やがて、馬車は2人が泊まるホテルへついた。いつもの如く、ヒルダを抱きかかえて馬車を降りるとルドルフは馬車代として、銀貨1枚を支払った。
御者は帽子を取って一礼すると、再び走り去って行った。
「ヒルダ様、お疲れになったでしょう?取り合えずは中へ入りましょう。外は・・空気も悪いですし。」
「ええ・・そうね。」
ルドルフがドアを開け、2人はホテルの中へ入るとルドルフは言った。
「ヒルダ様、部屋のカギを貰ってくるのでここで待っていて下さい。」
「ええ。分かったわ。」
ヒルダはソファに座るとルドルフはフロントに向かった。ルドルフの様子をソファに座ってみていると、すぐにこちらへ向かって歩いてきた。
「カギを貰いました。行きましょう。ヒルダ様。」
「ええ。」
ヒルダはさし伸ばされたルドルフの手を借りて立ち上がると、エレベータホールへ向かった。
エレベーターホールにはホテルのボーイが立っていた。
「この女性を301号室迄お願いします。」
「かしこまりました。」
ヒルダはルドルフの言葉を聞いて尋ねた。
「え?ルドルフ。
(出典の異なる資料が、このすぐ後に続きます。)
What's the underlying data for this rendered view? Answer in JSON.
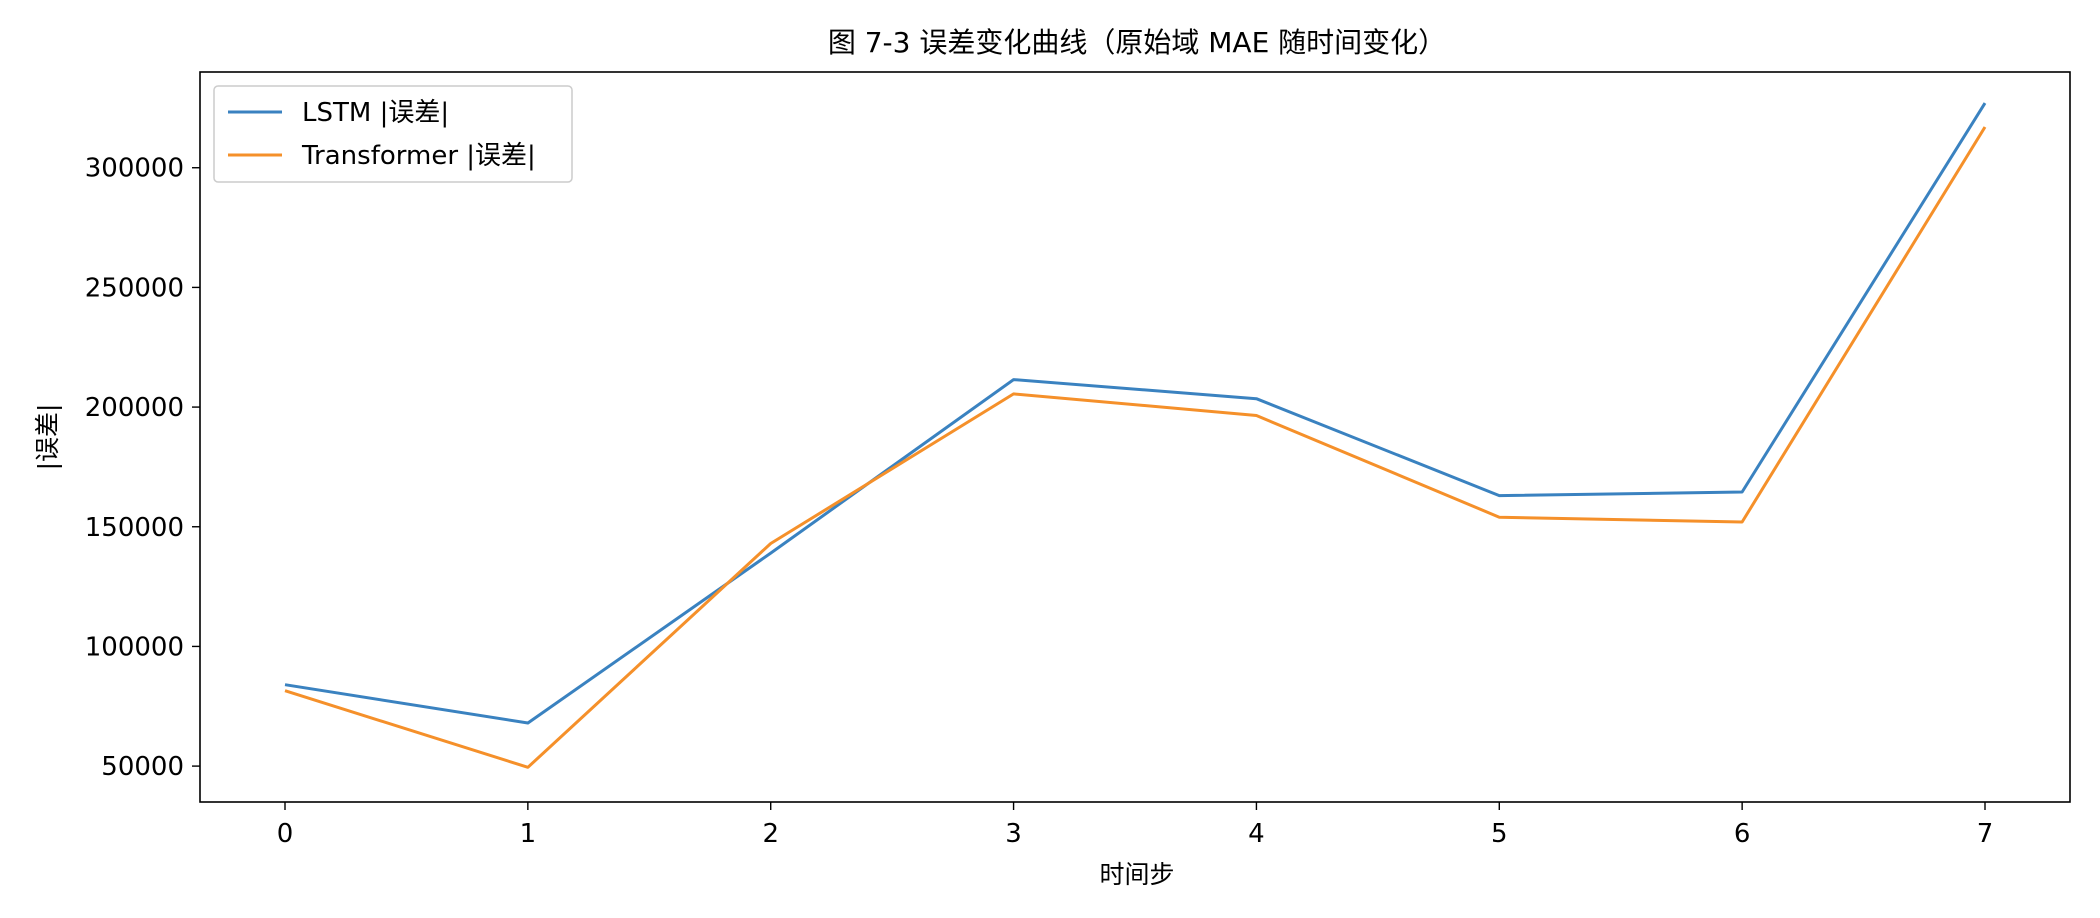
{
  "chart_data": {
    "type": "line",
    "title": "图 7-3 误差变化曲线（原始域 MAE 随时间变化）",
    "xlabel": "时间步",
    "ylabel": "|误差|",
    "x": [
      0,
      1,
      2,
      3,
      4,
      5,
      6,
      7
    ],
    "xlim": [
      -0.35,
      7.35
    ],
    "ylim": [
      35000,
      340000
    ],
    "yticks": [
      50000,
      100000,
      150000,
      200000,
      250000,
      300000
    ],
    "grid": false,
    "legend_position": "top-left",
    "series": [
      {
        "name": "LSTM |误差|",
        "color": "#3a82c0",
        "values": [
          84000,
          68000,
          139000,
          211500,
          203500,
          163000,
          164500,
          327000
        ]
      },
      {
        "name": "Transformer |误差|",
        "color": "#f5902a",
        "values": [
          81500,
          49500,
          143000,
          205500,
          196500,
          154000,
          152000,
          317000
        ]
      }
    ]
  }
}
貴方は行かないの?」
「はい、僕は警察に電話を掛けてからいきます。ヒルダ様はお疲れでしょうから部屋で休んでいてください。」
「ありがとう、ルドルフ・・・。」
「いいえ気にしないで下さい。それではまた。」
ルドルフは笑顔で手を振った。
「ええ・・、またあとでね?」
そしてヒルダは部屋へ、ルドルフはフロントへ向かった―。